RxBits = [RxBits,RxBitsTmp];

break;

else

[~,nErrorsArr(i),TxBitsTmp,RxBitsTmp] = transmitReceive(nBitsMax,SNRdB);

TxBits = [TxBits,TxBitsTmp];

RxBits = [RxBits,RxBitsTmp];

nBits = nBits - nBitsMax;

end

end

nErrors = sum(nErrorsArr);

Perror = nErrors/nBitsOrig;

return;

end

TxBits = round(rand(1,nBits));

TxSignals = modulation(TxBits);

[RxSignals] = addAWGNoise(TxSignals,SNRdB);

RxBits = demodulation(RxSignals);

errorBits = TxBits ~= RxBits;

nErrors = sum(errorBits);

Perror = nErrors/nBits;

return

%% Modulation and Demodulation Functions

function [outSignals,time] = modulation(inBits)

%Your code here

return

function [outBits] = demodulation(inSignals)

%Your code here

return

%% Noise Adding Function

function [outSignals,noiseSignals] = addAWGNoise(signals,SNRdB)
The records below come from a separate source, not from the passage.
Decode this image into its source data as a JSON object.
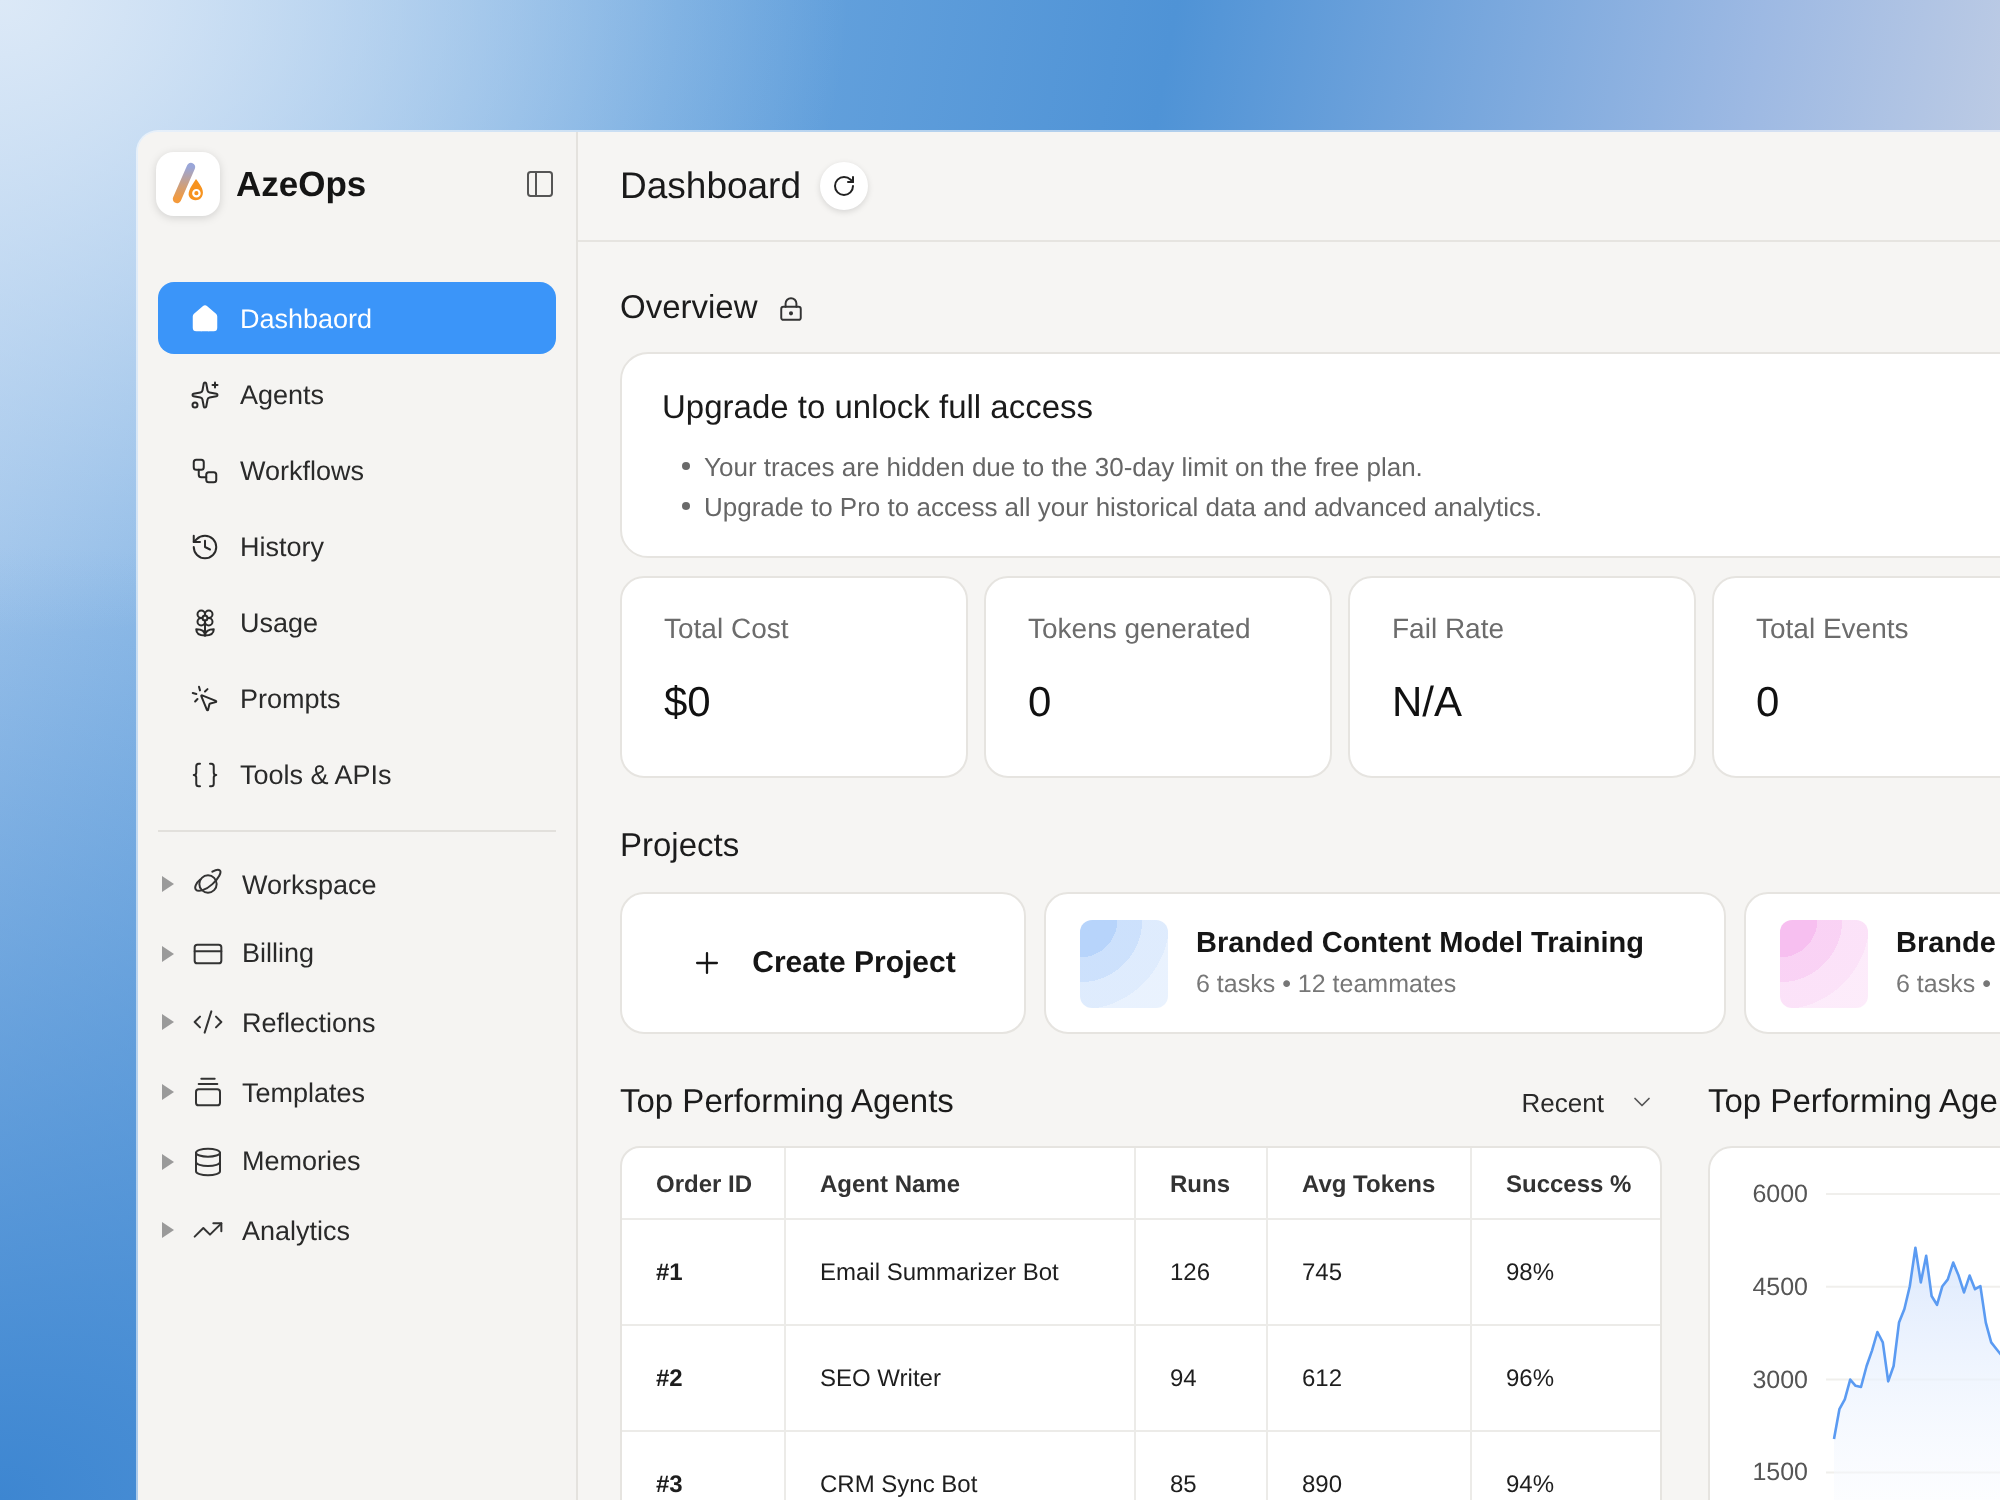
{
  "sidebar": {
    "brand": "AzeOps",
    "nav": [
      {
        "label": "Dashbaord",
        "selected": true
      },
      {
        "label": "Agents",
        "selected": false
      },
      {
        "label": "Workflows",
        "selected": false
      },
      {
        "label": "History",
        "selected": false
      },
      {
        "label": "Usage",
        "selected": false
      },
      {
        "label": "Prompts",
        "selected": false
      },
      {
        "label": "Tools & APIs",
        "selected": false
      }
    ],
    "groups": [
      {
        "label": "Workspace",
        "expanded": false
      },
      {
        "label": "Billing",
        "expanded": false
      },
      {
        "label": "Reflections",
        "expanded": false
      },
      {
        "label": "Templates",
        "expanded": false
      },
      {
        "label": "Memories",
        "expanded": false
      },
      {
        "label": "Analytics",
        "expanded": false
      }
    ]
  },
  "header": {
    "title": "Dashboard"
  },
  "overview": {
    "title": "Overview",
    "notice": {
      "title": "Upgrade to unlock full access",
      "bullets": [
        "Your traces are hidden due to the 30-day limit on the free plan.",
        "Upgrade to Pro to access all your historical data and advanced analytics."
      ]
    },
    "stats": [
      {
        "label": "Total Cost",
        "value": "$0"
      },
      {
        "label": "Tokens generated",
        "value": "0"
      },
      {
        "label": "Fail Rate",
        "value": "N/A"
      },
      {
        "label": "Total Events",
        "value": "0"
      }
    ]
  },
  "projects": {
    "title": "Projects",
    "create_label": "Create Project",
    "items": [
      {
        "title": "Branded Content Model Training",
        "meta": "6 tasks • 12 teammates",
        "color": "#b7d4fb"
      },
      {
        "title": "Brande",
        "meta": "6 tasks •",
        "color": "#f7bff0"
      }
    ]
  },
  "agents_table": {
    "title": "Top Performing Agents",
    "sort": "Recent",
    "columns": [
      "Order ID",
      "Agent Name",
      "Runs",
      "Avg Tokens",
      "Success %"
    ],
    "rows": [
      [
        "#1",
        "Email Summarizer Bot",
        "126",
        "745",
        "98%"
      ],
      [
        "#2",
        "SEO Writer",
        "94",
        "612",
        "96%"
      ],
      [
        "#3",
        "CRM Sync Bot",
        "85",
        "890",
        "94%"
      ]
    ]
  },
  "agents_chart": {
    "title": "Top Performing Age",
    "chart_data": {
      "type": "area",
      "grid": true,
      "ylim": [
        0,
        6000
      ],
      "yticks": [
        1500,
        3000,
        4500,
        6000
      ],
      "values": [
        2040,
        2520,
        2680,
        3000,
        2900,
        2880,
        3220,
        3470,
        3770,
        3600,
        2970,
        3220,
        3920,
        4140,
        4510,
        5130,
        4570,
        5000,
        4350,
        4210,
        4510,
        4620,
        4890,
        4680,
        4410,
        4680,
        4460,
        4510,
        3920,
        3600,
        3490,
        3380
      ]
    }
  }
}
signalsSize = size(signals);

SNR = 10^(SNRdB/10);

Ps = max(sum(signals.^2));

Po = Ps./SNR;

noiseSignals = sqrt(Po/2).*randn(signalsSize(1),signalsSize(2));

outSignals = signals+noiseSignals;

return

%% Signal Creation Functions

function [outSignal,time] = pulseSignal(Tp,Tw,osFactor)

if(nargin == 2), osFactor = 1; end

if(osFactor < 1), osFactor = 1; end

B = 1.5/Tp;

fs = osFactor*2*B;

Nw = ceil(fs*Tw);

Np = ceil(fs*Tp);

outSignal = [0; ones(Np,1); zeros(Nw-Np-1,1)];

outSignal(end)=0;

time = (0:length(outSignal)-1)'/fs;

return

function [outSignal] = squareSignal(time,freq)

tsample = time(2)-time(1);

tperiod = 1/freq;

n = ceil(tperiod/tsample);

npos = ceil(n/2);

nneg = n - npos;

Nperiods = ceil(time(end)*freq);

signalTmp = [ones(npos,1); -1*ones(nneg,1)];

outSignal = repmat(signalTmp,Nperiods+1,1);

outSignal = [ 0; outSignal(1:length(time)-1) ];

return

You will need to turn in a report that must include the following:

Plots:

BER vs SNR (dB) plot in the same graph, plot at least 4 BER curves corresponding to different values of symbol periods and pulse widths.

Transmitted signal plot plot the transmitted signal corresponding to 3 bits.

Received signal plots for the transmitted signal (3 bits), plot the received noisy signal for at least 4 values of SNR (e.g. 0 dB, 10 dB, 20 dB, 30 dB).

Content:

Search for information (books, publications, online reliable sources, etc.) and develop a theory section that fully explains your assigned modulation scheme including, but not limited to, the modulation and demodulation processes.

Develop a section of results and analysis. This section must explain the different simulations and present a profound analysis of the results. The plot of BER curves must be included in this section along with any other plots or tables that you consider relevant.